Pays Drapeau de la France France
Allégeance Logo de la République française (1999).svg Ministère de la Défense
Rôle Police judiciaire militaire
Fait partie de Logo Gendarmerie Nationale Francaise.jpg Gendarmerie nationale
Garnison Caserne des Minimes
Ancienne dénomination Maréchaussée
Commandant Colonel Olivier Kim

Histoire[modifier | modifier le code]

L'histoire de la prévôté est aussi ancienne que celle des armées françaises. Au Moyen-âge, c'est le Roi qui décide de "judiciariser le périmètre du champ de bataille". L'Edit de 1373 du roi Charles V stipule : "Le prévôt du Connétable est chargé de connaître les crimes et les maléfices qui se commettent dans les Armées par les gens de guerre"[1].

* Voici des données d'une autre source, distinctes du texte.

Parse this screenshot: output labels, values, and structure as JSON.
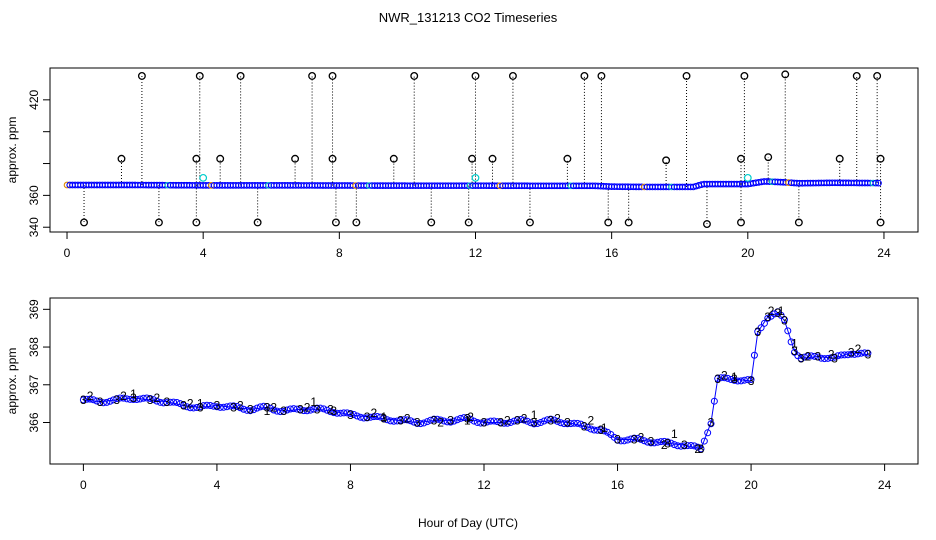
{
  "figure": {
    "title": "NWR_131213  CO2 Timeseries",
    "xlabel": "Hour of Day (UTC)"
  },
  "chart_data": [
    {
      "type": "scatter",
      "name": "top-panel",
      "ylabel": "approx. ppm",
      "xlim": [
        -0.5,
        25
      ],
      "ylim": [
        337,
        440
      ],
      "xticks": [
        0,
        4,
        8,
        12,
        16,
        20,
        24
      ],
      "xtick_labels": [
        "0",
        "4",
        "8",
        "12",
        "16",
        "20",
        "24"
      ],
      "yticks": [
        340,
        360,
        380,
        400,
        420
      ],
      "ytick_labels": [
        "340",
        "360",
        "",
        "",
        "420"
      ],
      "baseline": {
        "color": "#0000ff",
        "x": [
          0,
          2,
          4,
          6,
          8,
          10,
          12,
          14,
          15.5,
          16,
          17,
          18.4,
          18.7,
          20.0,
          20.5,
          21.0,
          21.5,
          22.5,
          23.9
        ],
        "y": [
          366.5,
          366.5,
          366.3,
          366.3,
          366.2,
          366.1,
          366.1,
          366.0,
          366.0,
          365.5,
          365.3,
          365.3,
          367.1,
          367.1,
          368.8,
          368.3,
          367.6,
          367.9,
          367.7
        ]
      },
      "high_spikes": {
        "color": "#000000",
        "x": [
          2.2,
          3.9,
          5.1,
          7.2,
          7.8,
          10.2,
          12.0,
          13.1,
          15.2,
          15.7,
          18.2,
          19.9,
          21.1,
          23.2,
          23.8
        ],
        "y": [
          435,
          435,
          435,
          435,
          435,
          435,
          435,
          435,
          435,
          435,
          435,
          435,
          436,
          435,
          435
        ]
      },
      "mid_spikes": {
        "color": "#000000",
        "x": [
          1.6,
          3.8,
          4.5,
          6.7,
          7.8,
          9.6,
          11.9,
          12.5,
          14.7,
          17.6,
          19.8,
          20.6,
          22.7,
          23.9
        ],
        "y": [
          383,
          383,
          383,
          383,
          383,
          383,
          383,
          383,
          383,
          382,
          383,
          384,
          383,
          383
        ]
      },
      "low_spikes": {
        "color": "#000000",
        "x": [
          0.5,
          2.7,
          3.8,
          5.6,
          7.9,
          8.5,
          10.7,
          11.8,
          13.6,
          15.9,
          16.5,
          18.8,
          19.8,
          21.5,
          23.9
        ],
        "y": [
          343,
          343,
          343,
          343,
          343,
          343,
          343,
          343,
          343,
          343,
          343,
          342,
          343,
          343,
          343
        ]
      },
      "cyan_points": {
        "color": "#00cccc",
        "x": [
          4.0,
          12.0,
          20.0
        ],
        "y": [
          371,
          371,
          371
        ]
      }
    },
    {
      "type": "scatter",
      "name": "bottom-panel",
      "ylabel": "approx. ppm",
      "xlim": [
        -1,
        25
      ],
      "ylim": [
        364.9,
        369.3
      ],
      "xticks": [
        0,
        4,
        8,
        12,
        16,
        20,
        24
      ],
      "xtick_labels": [
        "0",
        "4",
        "8",
        "12",
        "16",
        "20",
        "24"
      ],
      "yticks": [
        366,
        367,
        368,
        369
      ],
      "ytick_labels": [
        "366",
        "367",
        "368",
        "369"
      ],
      "series": [
        {
          "name": "3",
          "color": "#0000ff",
          "x": [
            0,
            0.5,
            1,
            1.5,
            2,
            2.5,
            3,
            3.5,
            4,
            4.5,
            5,
            5.5,
            6,
            6.5,
            7,
            7.5,
            8,
            8.5,
            9,
            9.5,
            10,
            10.5,
            11,
            11.5,
            12,
            12.5,
            13,
            13.5,
            14,
            14.5,
            15,
            15.5,
            16,
            16.5,
            17,
            17.5,
            18,
            18.5,
            18.8,
            19,
            19.5,
            20,
            20.2,
            20.5,
            20.8,
            21,
            21.3,
            21.5,
            22,
            22.5,
            23,
            23.5
          ],
          "y": [
            366.6,
            366.55,
            366.6,
            366.65,
            366.6,
            366.55,
            366.45,
            366.4,
            366.45,
            366.4,
            366.35,
            366.4,
            366.3,
            366.35,
            366.35,
            366.3,
            366.2,
            366.15,
            366.1,
            366.05,
            366.0,
            366.05,
            366.05,
            366.1,
            366.0,
            366.0,
            366.05,
            366.0,
            366.05,
            366.0,
            365.9,
            365.8,
            365.55,
            365.55,
            365.5,
            365.45,
            365.4,
            365.3,
            366.0,
            367.15,
            367.15,
            367.1,
            368.4,
            368.8,
            368.9,
            368.7,
            367.9,
            367.7,
            367.75,
            367.7,
            367.85,
            367.8
          ]
        },
        {
          "name": "2",
          "color": "#00bb00",
          "x": [
            0.2,
            1.2,
            2.2,
            3.2,
            4.7,
            5.7,
            6.7,
            7.4,
            8.7,
            9.7,
            10.7,
            11.6,
            12.7,
            13.2,
            14.2,
            15.2,
            16.7,
            17.4,
            18.4,
            19.2,
            20.6,
            21.7,
            22.4,
            23.2
          ],
          "y": [
            366.7,
            366.7,
            366.65,
            366.5,
            366.45,
            366.4,
            366.4,
            366.35,
            366.25,
            366.1,
            366.0,
            366.15,
            366.05,
            366.1,
            366.1,
            366.05,
            365.6,
            365.4,
            365.3,
            367.25,
            368.95,
            367.75,
            367.8,
            367.95
          ]
        },
        {
          "name": "1",
          "color": "#ff0000",
          "x": [
            1.5,
            3.5,
            5.5,
            6.9,
            9.0,
            11.5,
            13.5,
            15.6,
            17.7,
            19.5,
            20.9,
            21.3
          ],
          "y": [
            366.75,
            366.5,
            366.3,
            366.55,
            366.15,
            366.05,
            366.2,
            365.85,
            365.7,
            367.2,
            368.95,
            368.1
          ]
        }
      ]
    }
  ]
}
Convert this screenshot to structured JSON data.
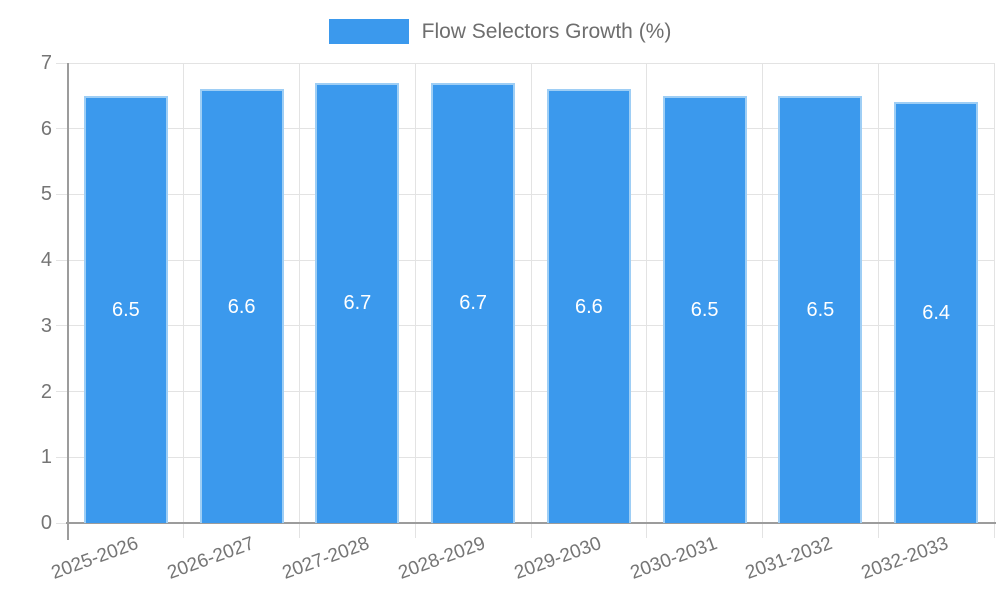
{
  "legend": {
    "label": "Flow Selectors Growth (%)"
  },
  "chart_data": {
    "type": "bar",
    "title": "Flow Selectors Growth (%)",
    "legend_entries": [
      "Flow Selectors Growth (%)"
    ],
    "legend_position": "top",
    "categories": [
      "2025-2026",
      "2026-2027",
      "2027-2028",
      "2028-2029",
      "2029-2030",
      "2030-2031",
      "2031-2032",
      "2032-2033"
    ],
    "values": [
      6.5,
      6.6,
      6.7,
      6.7,
      6.6,
      6.5,
      6.5,
      6.4
    ],
    "value_labels": [
      "6.5",
      "6.6",
      "6.7",
      "6.7",
      "6.6",
      "6.5",
      "6.5",
      "6.4"
    ],
    "xlabel": "",
    "ylabel": "",
    "ylim": [
      0,
      7
    ],
    "yticks": [
      0,
      1,
      2,
      3,
      4,
      5,
      6,
      7
    ],
    "grid": true,
    "colors": {
      "bar_fill": "#3b99ed",
      "bar_border": "#9ecef5",
      "bar_label_text": "#ffffff",
      "gridline": "#e3e3e3",
      "axis_line": "#9c9c9c",
      "tick_text": "#757575",
      "legend_text": "#6e6e6e"
    }
  }
}
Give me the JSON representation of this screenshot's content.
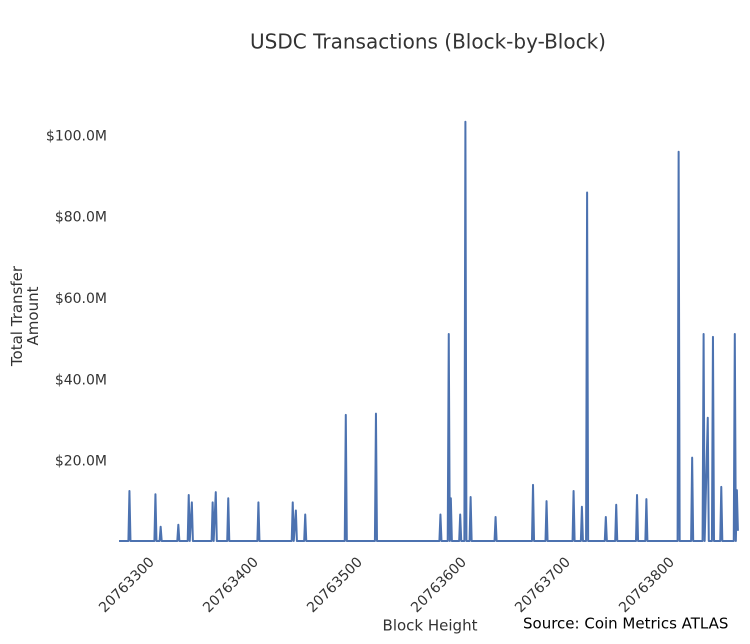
{
  "chart_data": {
    "type": "line",
    "title": "USDC Transactions (Block-by-Block)",
    "xlabel": "Block Height",
    "ylabel": "Total Transfer Amount",
    "annotation": "Source: Coin Metrics ATLAS",
    "x": [
      20763272,
      20763281,
      20763282,
      20763283,
      20763306,
      20763307,
      20763308,
      20763311,
      20763312,
      20763313,
      20763328,
      20763329,
      20763330,
      20763338,
      20763339,
      20763340,
      20763342,
      20763343,
      20763361,
      20763362,
      20763363,
      20763365,
      20763366,
      20763376,
      20763377,
      20763378,
      20763405,
      20763406,
      20763407,
      20763438,
      20763439,
      20763440,
      20763442,
      20763443,
      20763450,
      20763451,
      20763452,
      20763489,
      20763490,
      20763491,
      20763518,
      20763519,
      20763520,
      20763580,
      20763581,
      20763582,
      20763588,
      20763589,
      20763590,
      20763591,
      20763592,
      20763599,
      20763600,
      20763601,
      20763604,
      20763605,
      20763606,
      20763609,
      20763610,
      20763611,
      20763633,
      20763634,
      20763635,
      20763669,
      20763670,
      20763671,
      20763682,
      20763683,
      20763684,
      20763708,
      20763709,
      20763710,
      20763716,
      20763717,
      20763718,
      20763721,
      20763722,
      20763723,
      20763739,
      20763740,
      20763741,
      20763749,
      20763750,
      20763751,
      20763769,
      20763770,
      20763771,
      20763778,
      20763779,
      20763780,
      20763809,
      20763810,
      20763811,
      20763822,
      20763823,
      20763824,
      20763833,
      20763834,
      20763835,
      20763838,
      20763839,
      20763842,
      20763843,
      20763844,
      20763850,
      20763851,
      20763852,
      20763863,
      20763864,
      20763865,
      20763866,
      20763867
    ],
    "series": [
      {
        "name": "Total Transfer Amount",
        "color": "#4c72b0",
        "values": [
          500000,
          500000,
          12800000,
          500000,
          500000,
          12000000,
          500000,
          500000,
          4000000,
          500000,
          500000,
          4500000,
          500000,
          500000,
          11800000,
          500000,
          10000000,
          500000,
          500000,
          10000000,
          500000,
          12500000,
          500000,
          500000,
          11000000,
          500000,
          500000,
          10000000,
          500000,
          500000,
          10000000,
          500000,
          8000000,
          500000,
          500000,
          7000000,
          500000,
          500000,
          31500000,
          500000,
          500000,
          31800000,
          500000,
          500000,
          7000000,
          500000,
          500000,
          51400000,
          500000,
          11000000,
          500000,
          500000,
          7000000,
          500000,
          500000,
          103600000,
          500000,
          500000,
          11300000,
          500000,
          500000,
          6400000,
          500000,
          500000,
          14300000,
          500000,
          500000,
          10300000,
          500000,
          500000,
          12800000,
          500000,
          500000,
          8900000,
          500000,
          500000,
          86200000,
          500000,
          500000,
          6400000,
          500000,
          500000,
          9400000,
          500000,
          500000,
          11800000,
          500000,
          500000,
          10800000,
          500000,
          500000,
          96200000,
          500000,
          500000,
          21000000,
          500000,
          500000,
          51400000,
          500000,
          30800000,
          500000,
          500000,
          50700000,
          500000,
          500000,
          13800000,
          500000,
          500000,
          51400000,
          500000,
          13000000,
          3000000
        ]
      }
    ],
    "xlim": [
      20763271,
      20763869
    ],
    "xticks": [
      20763300,
      20763400,
      20763500,
      20763600,
      20763700,
      20763800
    ],
    "ylim": [
      0,
      105000000
    ],
    "yticks": [
      {
        "value": 20000000,
        "label": "$20.0M"
      },
      {
        "value": 40000000,
        "label": "$40.0M"
      },
      {
        "value": 60000000,
        "label": "$60.0M"
      },
      {
        "value": 80000000,
        "label": "$80.0M"
      },
      {
        "value": 100000000,
        "label": "$100.0M"
      }
    ],
    "grid": false
  }
}
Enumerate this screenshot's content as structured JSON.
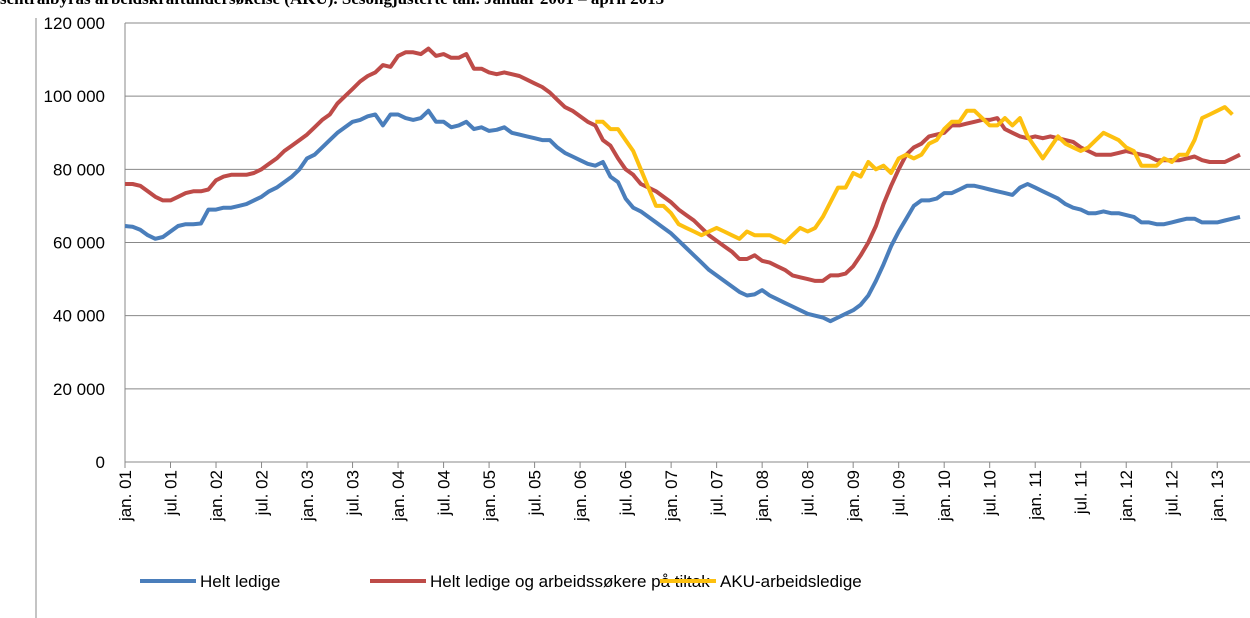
{
  "chart_data": {
    "type": "line",
    "title": "sentralbyrås arbeidskraftundersøkelse (AKU). Sesongjusterte tall. Januar 2001 – april 2013",
    "categories": [
      "jan. 01",
      null,
      null,
      null,
      null,
      null,
      "jul. 01",
      null,
      null,
      null,
      null,
      null,
      "jan. 02",
      null,
      null,
      null,
      null,
      null,
      "jul. 02",
      null,
      null,
      null,
      null,
      null,
      "jan. 03",
      null,
      null,
      null,
      null,
      null,
      "jul. 03",
      null,
      null,
      null,
      null,
      null,
      "jan. 04",
      null,
      null,
      null,
      null,
      null,
      "jul. 04",
      null,
      null,
      null,
      null,
      null,
      "jan. 05",
      null,
      null,
      null,
      null,
      null,
      "jul. 05",
      null,
      null,
      null,
      null,
      null,
      "jan. 06",
      null,
      null,
      null,
      null,
      null,
      "jul. 06",
      null,
      null,
      null,
      null,
      null,
      "jan. 07",
      null,
      null,
      null,
      null,
      null,
      "jul. 07",
      null,
      null,
      null,
      null,
      null,
      "jan. 08",
      null,
      null,
      null,
      null,
      null,
      "jul. 08",
      null,
      null,
      null,
      null,
      null,
      "jan. 09",
      null,
      null,
      null,
      null,
      null,
      "jul. 09",
      null,
      null,
      null,
      null,
      null,
      "jan. 10",
      null,
      null,
      null,
      null,
      null,
      "jul. 10",
      null,
      null,
      null,
      null,
      null,
      "jan. 11",
      null,
      null,
      null,
      null,
      null,
      "jul. 11",
      null,
      null,
      null,
      null,
      null,
      "jan. 12",
      null,
      null,
      null,
      null,
      null,
      "jul. 12",
      null,
      null,
      null,
      null,
      null,
      "jan. 13",
      null,
      null,
      null
    ],
    "series": [
      {
        "name": "Helt ledige",
        "color": "#4a7ebb",
        "values": [
          64500,
          64300,
          63500,
          62000,
          61000,
          61500,
          63000,
          64500,
          65000,
          65000,
          65200,
          69000,
          69000,
          69500,
          69500,
          70000,
          70500,
          71500,
          72500,
          74000,
          75000,
          76500,
          78000,
          80000,
          83000,
          84000,
          86000,
          88000,
          90000,
          91500,
          93000,
          93500,
          94500,
          95000,
          92000,
          95000,
          95000,
          94000,
          93500,
          94000,
          96000,
          93000,
          93000,
          91500,
          92000,
          93000,
          91000,
          91500,
          90500,
          90800,
          91500,
          90000,
          89500,
          89000,
          88500,
          88000,
          88000,
          86000,
          84500,
          83500,
          82500,
          81500,
          81000,
          82000,
          78000,
          76500,
          72000,
          69500,
          68500,
          67000,
          65500,
          64000,
          62500,
          60500,
          58500,
          56500,
          54500,
          52500,
          51000,
          49500,
          48000,
          46500,
          45500,
          45800,
          47000,
          45500,
          44500,
          43500,
          42500,
          41500,
          40500,
          40000,
          39500,
          38500,
          39500,
          40500,
          41500,
          43000,
          45500,
          49500,
          54000,
          59000,
          63000,
          66500,
          70000,
          71500,
          71500,
          72000,
          73500,
          73500,
          74500,
          75500,
          75500,
          75000,
          74500,
          74000,
          73500,
          73000,
          75000,
          76000,
          75000,
          74000,
          73000,
          72000,
          70500,
          69500,
          69000,
          68000,
          68000,
          68500,
          68000,
          68000,
          67500,
          67000,
          65500,
          65500,
          65000,
          65000,
          65500,
          66000,
          66500,
          66500,
          65500,
          65500,
          65500,
          66000,
          66500,
          67000
        ]
      },
      {
        "name": "Helt ledige og arbeidssøkere på tiltak",
        "color": "#be4b48",
        "values": [
          76000,
          76000,
          75500,
          74000,
          72500,
          71500,
          71500,
          72500,
          73500,
          74000,
          74000,
          74500,
          77000,
          78000,
          78500,
          78500,
          78500,
          79000,
          80000,
          81500,
          83000,
          85000,
          86500,
          88000,
          89500,
          91500,
          93500,
          95000,
          98000,
          100000,
          102000,
          104000,
          105500,
          106500,
          108500,
          108000,
          111000,
          112000,
          112000,
          111500,
          113000,
          111000,
          111500,
          110500,
          110500,
          111500,
          107500,
          107500,
          106500,
          106000,
          106500,
          106000,
          105500,
          104500,
          103500,
          102500,
          101000,
          99000,
          97000,
          96000,
          94500,
          93000,
          92000,
          88000,
          86500,
          83000,
          80000,
          78500,
          76000,
          75000,
          74000,
          72500,
          71000,
          69000,
          67500,
          66000,
          64000,
          62000,
          60500,
          59000,
          57500,
          55500,
          55500,
          56500,
          55000,
          54500,
          53500,
          52500,
          51000,
          50500,
          50000,
          49500,
          49500,
          51000,
          51000,
          51500,
          53500,
          56500,
          60000,
          64500,
          70500,
          75500,
          80000,
          84000,
          86000,
          87000,
          89000,
          89500,
          90000,
          92000,
          92000,
          92500,
          93000,
          93500,
          93500,
          94000,
          91000,
          90000,
          89000,
          88500,
          89000,
          88500,
          89000,
          88500,
          88000,
          87500,
          86000,
          85000,
          84000,
          84000,
          84000,
          84500,
          85000,
          84500,
          84000,
          83500,
          82500,
          82500,
          82500,
          82500,
          83000,
          83500,
          82500,
          82000,
          82000,
          82000,
          83000,
          84000
        ]
      },
      {
        "name": "AKU-arbeidsledige",
        "color": "#fdc00f",
        "values": [
          null,
          null,
          null,
          null,
          null,
          null,
          null,
          null,
          null,
          null,
          null,
          null,
          null,
          null,
          null,
          null,
          null,
          null,
          null,
          null,
          null,
          null,
          null,
          null,
          null,
          null,
          null,
          null,
          null,
          null,
          null,
          null,
          null,
          null,
          null,
          null,
          null,
          null,
          null,
          null,
          null,
          null,
          null,
          null,
          null,
          null,
          null,
          null,
          null,
          null,
          null,
          null,
          null,
          null,
          null,
          null,
          null,
          null,
          null,
          null,
          null,
          null,
          93000,
          93000,
          91000,
          91000,
          88000,
          85000,
          80000,
          75000,
          70000,
          70000,
          68000,
          65000,
          64000,
          63000,
          62000,
          63000,
          64000,
          63000,
          62000,
          61000,
          63000,
          62000,
          62000,
          62000,
          61000,
          60000,
          62000,
          64000,
          63000,
          64000,
          67000,
          71000,
          75000,
          75000,
          79000,
          78000,
          82000,
          80000,
          81000,
          79000,
          83000,
          84000,
          83000,
          84000,
          87000,
          88000,
          91000,
          93000,
          93000,
          96000,
          96000,
          94000,
          92000,
          92000,
          94000,
          92000,
          94000,
          89000,
          86000,
          83000,
          86000,
          89000,
          87000,
          86000,
          85000,
          86000,
          88000,
          90000,
          89000,
          88000,
          86000,
          85000,
          81000,
          81000,
          81000,
          83000,
          82000,
          84000,
          84000,
          88000,
          94000,
          95000,
          96000,
          97000,
          95000,
          null
        ]
      }
    ],
    "ylim": [
      0,
      120000
    ],
    "yticks": [
      0,
      {
        "value": 20000,
        "label": "20 000"
      },
      {
        "value": 40000,
        "label": "40 000"
      },
      {
        "value": 60000,
        "label": "60 000"
      },
      {
        "value": 80000,
        "label": "80 000"
      },
      {
        "value": 100000,
        "label": "100 000"
      },
      {
        "value": 120000,
        "label": "120 000"
      }
    ],
    "grid": true,
    "legend": "bottom"
  }
}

Ecu porté sur la poitrine par le personnel de la gendarmerie prévôtale

La Gendarmerie nationale succède, en 1791, à la maréchaussée, organisée, au XIVe siècle, pour maintenir l’ordre dans la troupe et sur ses arrières, empêcher les pillages et rattraper les déserteurs. Après la création d’un noyau d’armée permanent, au milieu du XVe siècle, les délégués des maréchaux, les prévôts (du latin prepositi, préposé), s’installent en province, où ils accomplissent bientôt des tournées régulières pour juger les soldats fautifs en temps de paix.

L’héritière de la maréchaussée conserve dans ses missions la police des gens de guerre.

Ainsi, la loi du 28 germinal an VI (17 avril 1798), relative à l'organisation de la gendarmerie nationale, précise dans son article 215 qu"outre le service dont il est chargé dans l'intérieur de la république, le corps de la gendarmerie nationale fournira en temps de guerre, des détachements destinés au maintien de l'ordre et de la police dans les camps et cantonnement. "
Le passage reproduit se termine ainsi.